Ее кошачья, интуитивная мудрость подсказывала, что Кальверо все понимает. И она знала, что у него не хватает смелости открыто посмотреть в глаза фактам или поговорить с ней откровенно. Она понимала, что он предпочитает пребывать в неизвестности, не зная точно о ее изменах, потому что он слишком любит ее. На свой лад и она любила его, потому что он олицетворял какую-то нежность, защиту и понимание. Потому-то, когда он кротко упрекал ее, осыпая полуобвинениями, она никогда не перечила ему.
Может быть, Чаплин полагал, что все беды миссис Чаплин – включая сифилис, который, по-видимому, стал причиной ее психического расстройства, – проистекали из такого же “трагического распутства”? “Именно после расставания с Евой Кальверо стал алкоголиком”.
Братья и сестры всегда играли важную роль в семейной истории Чаплинов.

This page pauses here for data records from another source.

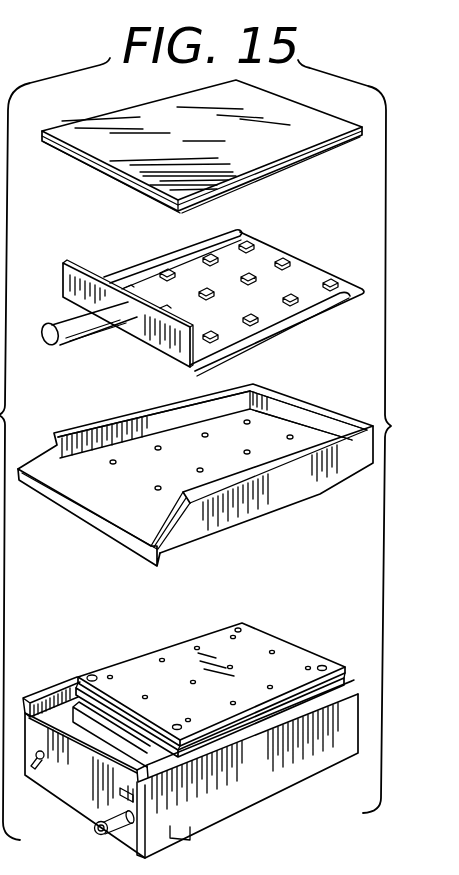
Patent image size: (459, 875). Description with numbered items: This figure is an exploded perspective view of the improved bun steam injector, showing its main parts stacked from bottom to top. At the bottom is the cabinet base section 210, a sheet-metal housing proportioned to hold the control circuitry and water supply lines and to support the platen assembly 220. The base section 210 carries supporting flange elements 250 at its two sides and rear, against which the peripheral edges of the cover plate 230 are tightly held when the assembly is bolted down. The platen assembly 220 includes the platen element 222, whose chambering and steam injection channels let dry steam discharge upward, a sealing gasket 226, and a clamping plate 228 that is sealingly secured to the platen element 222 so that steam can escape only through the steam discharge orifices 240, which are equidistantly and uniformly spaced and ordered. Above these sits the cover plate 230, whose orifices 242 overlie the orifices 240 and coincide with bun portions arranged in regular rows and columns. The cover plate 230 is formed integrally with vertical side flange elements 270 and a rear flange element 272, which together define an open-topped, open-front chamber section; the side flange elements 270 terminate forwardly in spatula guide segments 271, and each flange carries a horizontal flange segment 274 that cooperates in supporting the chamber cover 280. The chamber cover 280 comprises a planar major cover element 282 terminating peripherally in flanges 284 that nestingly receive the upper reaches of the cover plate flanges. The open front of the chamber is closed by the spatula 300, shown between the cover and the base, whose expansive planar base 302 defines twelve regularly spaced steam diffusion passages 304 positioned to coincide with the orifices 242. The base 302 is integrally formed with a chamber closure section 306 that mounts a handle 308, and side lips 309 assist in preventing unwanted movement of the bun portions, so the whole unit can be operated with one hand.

The cabinet base section 210 is at (275, 771).
The platen assembly 220 is at (214, 674).
The platen element 222 is at (102, 731).
The sealing gasket 226 is at (84, 682).
The clamping plate 228 is at (283, 660).
The cover plate 230 is at (195, 475).
The steam discharge orifices 240 is at (270, 688).
The orifices 242 is at (244, 453).
The supporting flange elements 250 is at (40, 697).
The vertical side flange elements 270 is at (83, 452).
The spatula guide segments 271 is at (190, 532).
The rear flange element 272 is at (295, 413).
The horizontal flange segment 274 is at (247, 407).
The chamber cover 280 is at (130, 104).
The planar major cover element 282 is at (204, 128).
The flanges 284 is at (78, 151).
The spatula 300 is at (192, 305).
The planar base 302 is at (182, 262).
The steam diffusion passages 304 is at (290, 300).
The chamber closure section 306 is at (68, 283).
The handle 308 is at (80, 347).
The side lips 309 is at (118, 270).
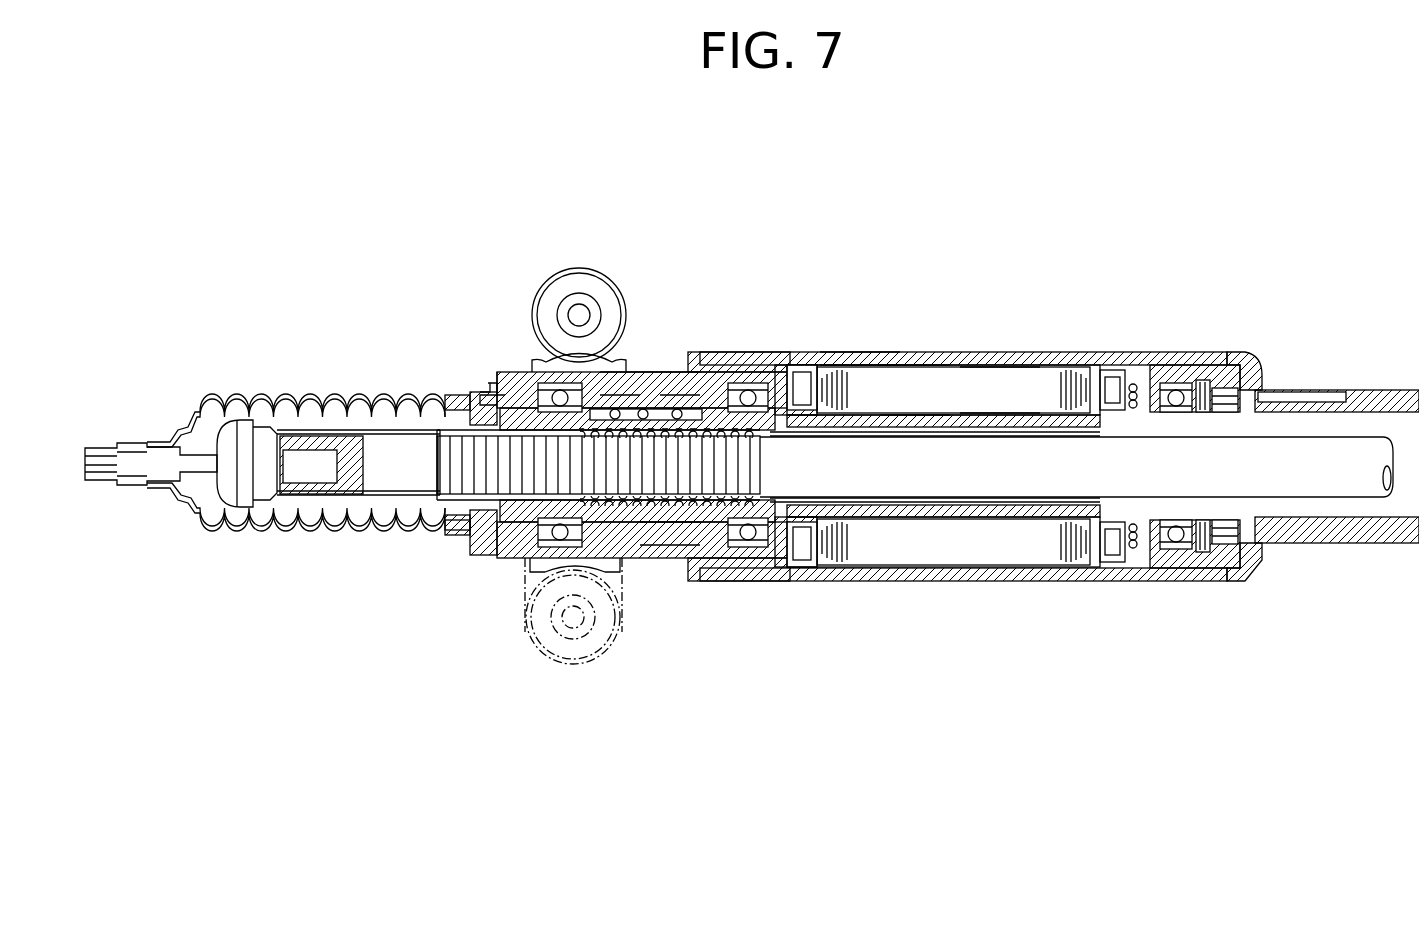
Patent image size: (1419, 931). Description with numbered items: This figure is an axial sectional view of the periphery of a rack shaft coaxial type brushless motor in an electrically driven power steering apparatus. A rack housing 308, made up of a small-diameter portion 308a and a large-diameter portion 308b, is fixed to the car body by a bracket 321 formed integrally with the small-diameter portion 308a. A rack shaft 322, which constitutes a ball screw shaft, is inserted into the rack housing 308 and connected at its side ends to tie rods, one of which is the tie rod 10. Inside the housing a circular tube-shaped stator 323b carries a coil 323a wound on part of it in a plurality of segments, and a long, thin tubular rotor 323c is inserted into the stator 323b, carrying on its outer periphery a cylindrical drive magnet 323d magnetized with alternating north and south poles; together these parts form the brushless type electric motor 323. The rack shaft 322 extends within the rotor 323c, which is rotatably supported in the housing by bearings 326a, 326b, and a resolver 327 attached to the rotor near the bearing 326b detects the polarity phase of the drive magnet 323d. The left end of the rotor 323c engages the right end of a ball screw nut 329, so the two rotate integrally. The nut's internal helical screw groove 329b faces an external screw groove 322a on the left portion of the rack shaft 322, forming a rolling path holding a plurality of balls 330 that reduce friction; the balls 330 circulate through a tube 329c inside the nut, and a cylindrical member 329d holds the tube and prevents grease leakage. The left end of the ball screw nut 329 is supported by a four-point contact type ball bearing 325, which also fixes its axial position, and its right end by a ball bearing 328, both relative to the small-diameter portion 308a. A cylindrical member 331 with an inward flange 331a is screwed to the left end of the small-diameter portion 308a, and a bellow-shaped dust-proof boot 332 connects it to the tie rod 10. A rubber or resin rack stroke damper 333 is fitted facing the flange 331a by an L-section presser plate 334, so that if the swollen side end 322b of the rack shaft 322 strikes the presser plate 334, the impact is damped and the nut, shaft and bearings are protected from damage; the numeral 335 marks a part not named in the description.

The tie rod 10 is at (93, 447).
The rack housing 308 is at (858, 240).
The small-diameter portion 308a is at (673, 370).
The large-diameter portion 308b is at (858, 356).
The bracket 321 is at (578, 268).
The rack shaft 322 is at (983, 582).
The external screw groove 322a is at (485, 548).
The swollen side end 322b is at (262, 510).
The brushless type electric motor 323 is at (1088, 264).
The coil 323a is at (1105, 360).
The stator 323b is at (1000, 373).
The rotor 323c is at (960, 413).
The drive magnet 323d is at (917, 407).
The 4-point contact type ball bearing 325 is at (522, 372).
The bearing 326a is at (779, 365).
The bearing 326b is at (1170, 378).
The resolver 327 is at (1197, 378).
The ball bearing 328 is at (742, 380).
The ball screw nut 329 is at (650, 560).
The internal helical screw groove 329b is at (672, 545).
The tube 329c is at (682, 375).
The cylindrical member 329d is at (641, 378).
The balls 330 is at (598, 627).
The cylindrical member 331 is at (513, 372).
The inward flange 331a is at (490, 385).
The dust-proof boot 332 is at (305, 385).
The rack stroke damper 333 is at (463, 390).
The presser plate 334 is at (425, 392).
The sleeve 335 is at (777, 438).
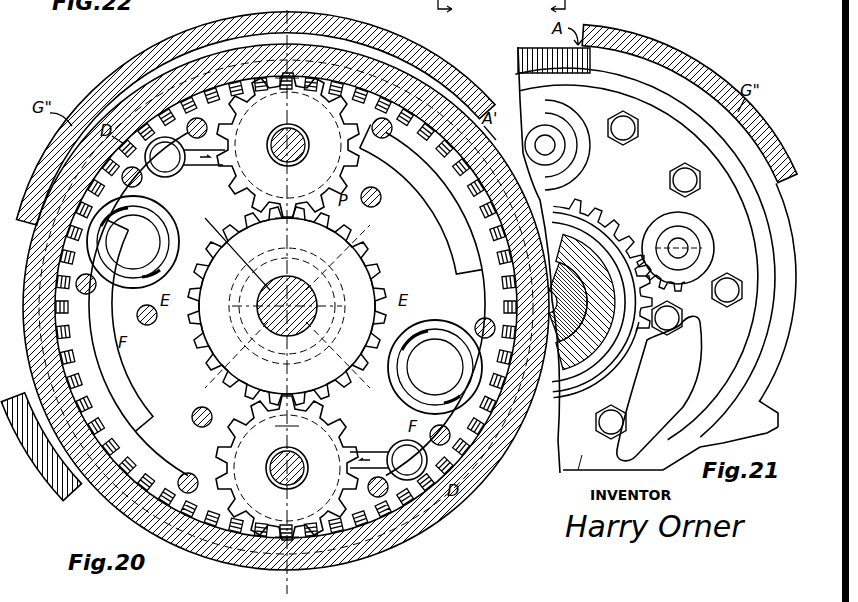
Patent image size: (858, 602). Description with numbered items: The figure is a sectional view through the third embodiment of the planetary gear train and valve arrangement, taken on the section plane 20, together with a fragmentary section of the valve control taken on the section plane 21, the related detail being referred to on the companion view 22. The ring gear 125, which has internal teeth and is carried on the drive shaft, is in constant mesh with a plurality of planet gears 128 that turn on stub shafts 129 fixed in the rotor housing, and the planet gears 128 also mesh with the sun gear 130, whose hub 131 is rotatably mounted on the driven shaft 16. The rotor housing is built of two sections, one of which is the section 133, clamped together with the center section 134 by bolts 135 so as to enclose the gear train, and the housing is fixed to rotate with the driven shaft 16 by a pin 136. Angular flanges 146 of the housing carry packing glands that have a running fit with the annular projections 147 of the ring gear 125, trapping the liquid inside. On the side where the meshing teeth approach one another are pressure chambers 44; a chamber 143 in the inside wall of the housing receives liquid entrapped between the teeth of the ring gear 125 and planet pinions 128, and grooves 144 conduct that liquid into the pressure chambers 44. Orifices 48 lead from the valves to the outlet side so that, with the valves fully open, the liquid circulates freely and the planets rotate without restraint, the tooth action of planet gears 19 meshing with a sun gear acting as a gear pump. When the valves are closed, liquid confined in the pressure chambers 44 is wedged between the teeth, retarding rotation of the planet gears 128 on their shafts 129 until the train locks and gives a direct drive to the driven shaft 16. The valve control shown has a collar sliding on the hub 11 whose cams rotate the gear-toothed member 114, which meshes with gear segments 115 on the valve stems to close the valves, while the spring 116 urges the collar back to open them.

In FIG. 21, the hub 11 is at (552, 382).
In FIG. 20, the driven shaft 16 is at (312, 272).
In FIG. 20, the planet gears 19 is at (289, 13).
In FIG. 20, the sun gear 20 is at (460, 12).
In FIG. 20, the section line 21 is at (545, 12).
In FIG. 20, the flange 22 is at (92, 56).
In FIG. 20, the pressure chambers 44 is at (172, 172).
In FIG. 20, the orifices 48 is at (100, 312).
In FIG. 21, the gear-toothed member 114 is at (622, 376).
In FIG. 21, the gear segments 115 is at (656, 214).
In FIG. 21, the spring 116 is at (580, 212).
In FIG. 20, the ring gear 125 is at (478, 455).
In FIG. 20, the planet gears 128 is at (287, 306).
In FIG. 20, the stub shafts 129 is at (293, 307).
In FIG. 20, the sun gear 130 is at (298, 378).
In FIG. 21, the hub 131 is at (592, 301).
In FIG. 20, the rotor housing section 133 is at (442, 214).
In FIG. 21, the rotor housing section 133 is at (578, 470).
In FIG. 20, the center section 134 is at (138, 304).
In FIG. 20, the bolts 135 is at (470, 258).
In FIG. 21, the bolts 135 is at (684, 172).
In FIG. 20, the pin 136 is at (330, 322).
In FIG. 20, the chamber 143 is at (286, 314).
In FIG. 20, the grooves 144 is at (280, 114).
In FIG. 21, the angular flanges 146 is at (733, 397).
In FIG. 21, the annular projections 147 is at (657, 85).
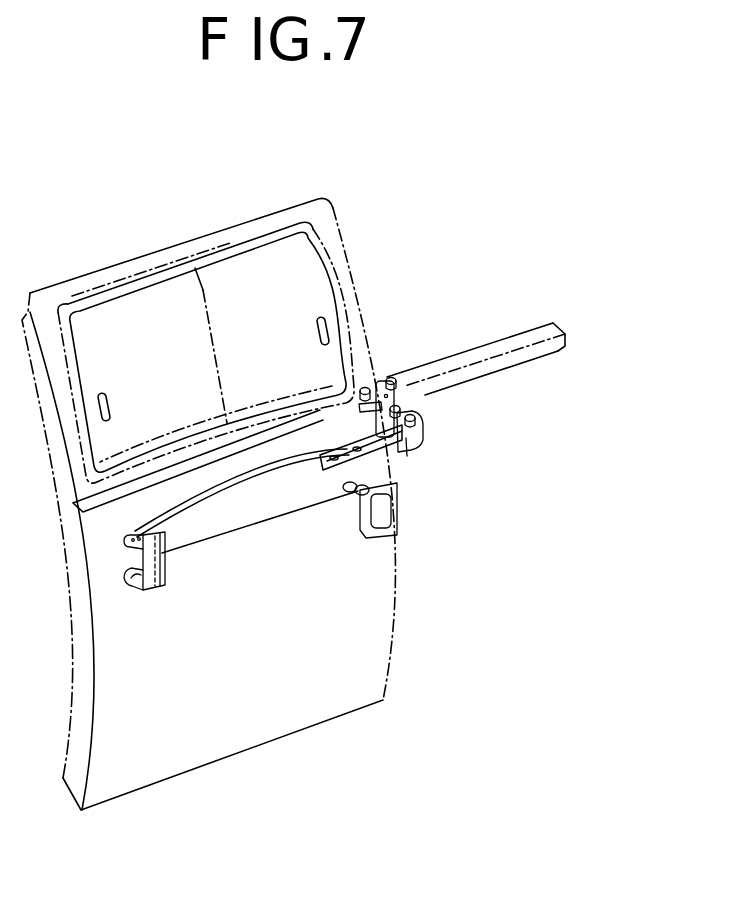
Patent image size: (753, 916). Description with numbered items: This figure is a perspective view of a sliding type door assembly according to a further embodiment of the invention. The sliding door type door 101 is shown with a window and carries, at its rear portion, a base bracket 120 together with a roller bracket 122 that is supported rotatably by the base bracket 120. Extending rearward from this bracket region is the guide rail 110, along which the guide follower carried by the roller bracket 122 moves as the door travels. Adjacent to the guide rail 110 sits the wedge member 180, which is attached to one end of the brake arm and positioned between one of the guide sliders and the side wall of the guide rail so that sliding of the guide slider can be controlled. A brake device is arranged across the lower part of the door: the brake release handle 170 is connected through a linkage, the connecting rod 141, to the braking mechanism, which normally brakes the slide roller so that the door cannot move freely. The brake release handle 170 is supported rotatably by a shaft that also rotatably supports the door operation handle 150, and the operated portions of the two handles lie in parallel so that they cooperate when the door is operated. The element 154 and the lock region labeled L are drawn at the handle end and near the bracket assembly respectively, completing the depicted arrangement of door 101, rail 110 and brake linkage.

The sliding door type door 101 is at (395, 634).
The guide rail 110 is at (497, 341).
The base bracket 120 is at (340, 482).
The roller bracket 122 is at (414, 438).
The connecting rod 141 is at (264, 478).
The door operation handle 150 is at (158, 594).
The lower rail member 154 is at (243, 532).
The brake release handle 170 is at (172, 568).
The wedge member 180 is at (384, 378).
The lock assembly L is at (399, 518).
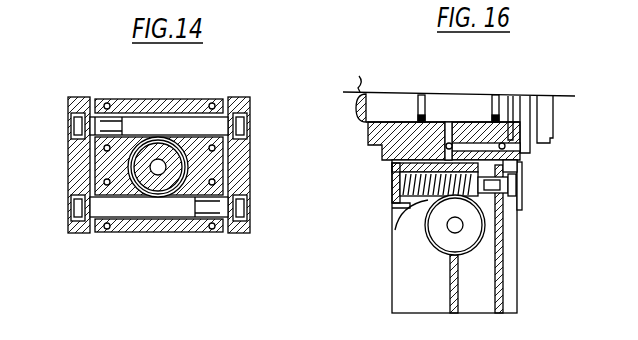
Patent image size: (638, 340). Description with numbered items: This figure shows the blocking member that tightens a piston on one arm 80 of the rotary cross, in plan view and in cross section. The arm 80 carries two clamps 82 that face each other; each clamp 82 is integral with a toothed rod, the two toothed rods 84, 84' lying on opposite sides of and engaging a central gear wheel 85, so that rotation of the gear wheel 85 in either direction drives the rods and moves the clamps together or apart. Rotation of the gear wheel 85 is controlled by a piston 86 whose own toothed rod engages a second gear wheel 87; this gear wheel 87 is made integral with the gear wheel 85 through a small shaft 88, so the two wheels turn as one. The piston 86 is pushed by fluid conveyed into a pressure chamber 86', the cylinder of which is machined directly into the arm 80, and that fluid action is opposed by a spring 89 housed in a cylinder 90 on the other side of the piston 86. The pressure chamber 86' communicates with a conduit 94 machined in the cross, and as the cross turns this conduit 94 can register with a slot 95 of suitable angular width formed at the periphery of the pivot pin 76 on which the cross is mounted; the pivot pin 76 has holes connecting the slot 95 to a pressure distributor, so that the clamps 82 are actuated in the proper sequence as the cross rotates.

In FIG. 16, the pivot pin 76 is at (388, 98).
In FIG. 14, the arm 80 is at (165, 108).
In FIG. 16, the arm 80 is at (398, 273).
In FIG. 14, the clamp 82 is at (83, 224).
In FIG. 14, the toothed rod 84 is at (159, 167).
In FIG. 14, the toothed rod 84' is at (159, 168).
In FIG. 14, the gear wheel 85 is at (163, 192).
In FIG. 16, the piston 86 is at (518, 192).
In FIG. 16, the pressure chamber 86' is at (535, 199).
In FIG. 16, the gear wheel 87 is at (470, 233).
In FIG. 14, the small shaft 88 is at (156, 158).
In FIG. 16, the small shaft 88 is at (455, 230).
In FIG. 16, the spring 89 is at (440, 150).
In FIG. 16, the cylinder 90 is at (395, 231).
In FIG. 16, the conduit 94 is at (505, 164).
In FIG. 16, the slot 95 is at (496, 100).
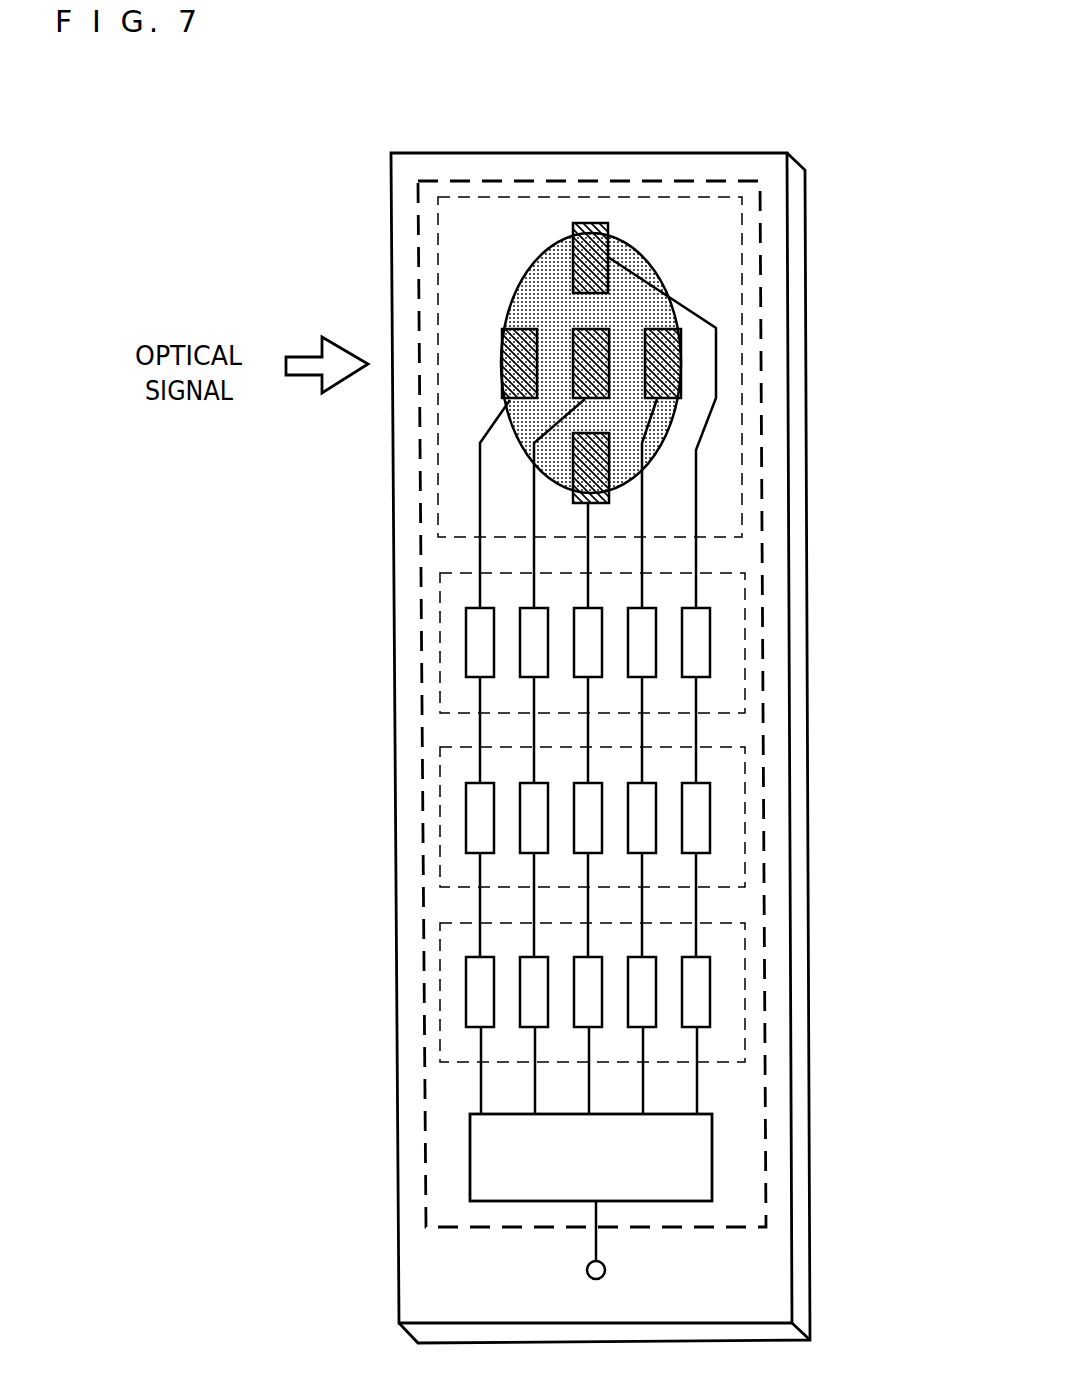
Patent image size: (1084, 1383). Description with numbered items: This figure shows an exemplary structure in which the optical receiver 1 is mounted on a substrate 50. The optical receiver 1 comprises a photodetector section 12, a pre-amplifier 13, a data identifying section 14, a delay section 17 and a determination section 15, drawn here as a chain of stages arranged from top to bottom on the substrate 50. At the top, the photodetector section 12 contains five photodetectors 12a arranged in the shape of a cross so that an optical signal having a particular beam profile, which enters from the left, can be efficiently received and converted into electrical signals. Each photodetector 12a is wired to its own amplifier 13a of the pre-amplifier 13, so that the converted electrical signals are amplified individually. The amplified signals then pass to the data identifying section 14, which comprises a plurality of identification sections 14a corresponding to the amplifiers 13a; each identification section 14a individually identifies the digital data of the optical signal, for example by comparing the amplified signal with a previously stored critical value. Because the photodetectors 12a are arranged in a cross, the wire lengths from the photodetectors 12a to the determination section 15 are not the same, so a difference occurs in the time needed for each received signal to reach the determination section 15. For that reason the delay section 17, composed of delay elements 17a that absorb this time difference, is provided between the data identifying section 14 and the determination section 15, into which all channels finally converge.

The optical receiver 1 is at (762, 373).
The substrate 50 is at (807, 428).
The photodetector section 12 is at (743, 277).
The photodetectors 12a is at (823, 195).
The pre-amplifier 13 is at (686, 639).
The amplifiers 13a is at (710, 632).
The data identifying section 14 is at (686, 815).
The identification sections 14a is at (710, 810).
The delay section 17 is at (686, 990).
The delay elements 17a is at (710, 983).
The determination section 15 is at (712, 1158).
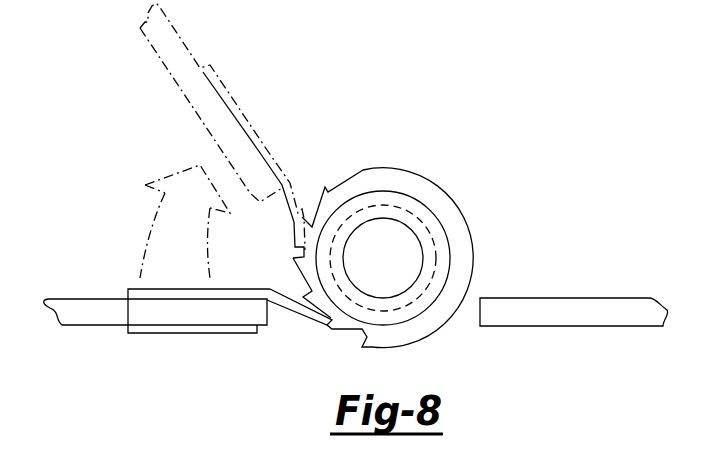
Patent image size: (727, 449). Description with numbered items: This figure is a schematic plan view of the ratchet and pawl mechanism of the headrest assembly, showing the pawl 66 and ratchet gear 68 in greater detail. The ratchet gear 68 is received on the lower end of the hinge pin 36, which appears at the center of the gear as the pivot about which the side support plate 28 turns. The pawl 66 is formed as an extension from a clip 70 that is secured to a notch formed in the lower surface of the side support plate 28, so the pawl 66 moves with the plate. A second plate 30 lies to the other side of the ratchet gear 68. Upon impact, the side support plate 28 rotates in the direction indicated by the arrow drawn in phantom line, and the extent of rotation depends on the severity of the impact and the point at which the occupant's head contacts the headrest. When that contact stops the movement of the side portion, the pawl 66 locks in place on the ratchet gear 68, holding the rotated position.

Старшему брату Чарльза Чаплина-старшего, Спенсеру, часто приходилось выручать его из беды – например, когда тот не мог прокормить собственного сына. Единоутробный брат Чаплина-младшего, Сидни, постоянно присутствовал в жизни Чарльза Чаплина: именно он помог ему начать и продолжить карьеру в театре, а когда тот начал сниматься в кино, помогал ему советами в финансовых делах (и даже в сочинении новых трюков). Позднее Сидни жил далеко, на юге Франции, но Чарльз до конца жизни очень уважал старшего брата, наделенного драгоценным комическим даром, который пригождался в профессиональной, и в частной жизни.
Мать Чаплина, урожденная Ханна Хэрриет Педлингем Хилл, родилась в 1865 году. У нее была сестра Кейт, младше ее на пять лет. Как писал в “Моей биографии” сам Чаплин, “обе хорошенькие дочери сапожника быстро расстались с отчим домом и устремились на сцену”.